The future of driving is coming to Irvine. Photo credit Atul Vinayak

The future of driving is coming to Irvine. Photo credit Atul Vinayak

Irvine is leading the charge to improve traffic and develop autonomous driving technology through a large UCI-based collaboration and a massive grant from the U.S. Department of Energy (DOE). Within UCI’s Samueli School of Engineering is the HORIBA Institute for Mobility and Connectivity2 (HIMaC2), which has been awarded a $6M grant to establish a Public Road Network Platform. The platform will develop, evaluate, and deploy emerging and future technologies for autonomous vehicle driving.

The grant, awarded by the Vehicle Technology Office of the DOE, will equip 25 intersections at UCI and the city of Irvine with a next-generation LiDAR (Light Detection and Ranging)-based traffic sensor. In collaboration with the DOE’s Argonne National Laboratory (ANL), the UCI Institute of Transportation Studies, Velodyne Lidar, Bluecity Technology, Toyota Motor of North America, Pony.ai, and Hyundai Mobis, the team will study how traffic coordination can improve energy efficiency, traffic efficiency, air quality, and safety.

“The city of Irvine is widely recognized for its vision in transportation planning and execution,” says Mayor Farrah Khan. “We welcome fostering our close working relationship with UCI and pioneering the future of connected and autonomous vehicles with the goal of further improving, for our citizens, traffic safety and traffic flow.”

Three fleets of ten vehicles each with distinct modes of operation (independent driving, shared-use driving, and autonomous) will be utilized, and a workforce training program will also be developed in collaboration with Saddleback College.

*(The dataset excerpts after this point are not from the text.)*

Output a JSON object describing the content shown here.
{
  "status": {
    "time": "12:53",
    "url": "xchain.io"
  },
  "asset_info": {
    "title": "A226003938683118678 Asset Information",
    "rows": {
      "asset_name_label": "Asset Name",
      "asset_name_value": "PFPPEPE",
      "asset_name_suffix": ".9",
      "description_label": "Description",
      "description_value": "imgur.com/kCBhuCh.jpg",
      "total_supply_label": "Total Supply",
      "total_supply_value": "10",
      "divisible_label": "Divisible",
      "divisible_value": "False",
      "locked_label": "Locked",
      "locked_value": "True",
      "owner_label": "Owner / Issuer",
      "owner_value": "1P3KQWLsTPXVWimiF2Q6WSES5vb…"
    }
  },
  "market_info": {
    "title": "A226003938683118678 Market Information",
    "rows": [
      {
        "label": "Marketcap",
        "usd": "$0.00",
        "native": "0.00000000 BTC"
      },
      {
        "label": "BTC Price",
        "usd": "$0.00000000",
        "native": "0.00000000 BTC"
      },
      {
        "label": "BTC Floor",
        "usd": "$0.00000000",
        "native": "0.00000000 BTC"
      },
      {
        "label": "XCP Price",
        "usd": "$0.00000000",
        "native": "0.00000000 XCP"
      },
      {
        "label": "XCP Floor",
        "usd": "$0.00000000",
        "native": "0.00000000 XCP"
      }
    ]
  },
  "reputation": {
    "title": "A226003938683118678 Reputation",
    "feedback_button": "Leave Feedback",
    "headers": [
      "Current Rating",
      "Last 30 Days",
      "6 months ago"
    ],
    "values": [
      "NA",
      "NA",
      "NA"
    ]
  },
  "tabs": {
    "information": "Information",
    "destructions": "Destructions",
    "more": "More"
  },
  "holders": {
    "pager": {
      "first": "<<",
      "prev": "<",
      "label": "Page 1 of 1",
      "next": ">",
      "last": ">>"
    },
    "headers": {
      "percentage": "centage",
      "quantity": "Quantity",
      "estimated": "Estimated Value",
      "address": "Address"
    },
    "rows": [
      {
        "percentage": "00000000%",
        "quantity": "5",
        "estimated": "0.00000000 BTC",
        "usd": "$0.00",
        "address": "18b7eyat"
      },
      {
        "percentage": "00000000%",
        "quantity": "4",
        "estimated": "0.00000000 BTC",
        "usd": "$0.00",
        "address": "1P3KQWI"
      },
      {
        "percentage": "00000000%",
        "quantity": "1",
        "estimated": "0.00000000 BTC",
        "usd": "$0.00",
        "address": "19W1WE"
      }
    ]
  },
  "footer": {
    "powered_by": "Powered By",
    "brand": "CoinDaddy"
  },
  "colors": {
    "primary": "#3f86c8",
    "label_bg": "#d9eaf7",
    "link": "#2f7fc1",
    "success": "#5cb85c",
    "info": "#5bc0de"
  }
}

“The public-private partnership catapults Irvine as a leading international contributor to the future of connected and autonomous transportation,” says Principal Investigator and UCI Engineering Professor Scott Samuelsen. “By deploying automated monitoring and control in an intersection network, backbone data can be generated and utilized to demonstrate the improved safety, energy efficiency, and traffic flow to which cities aspire."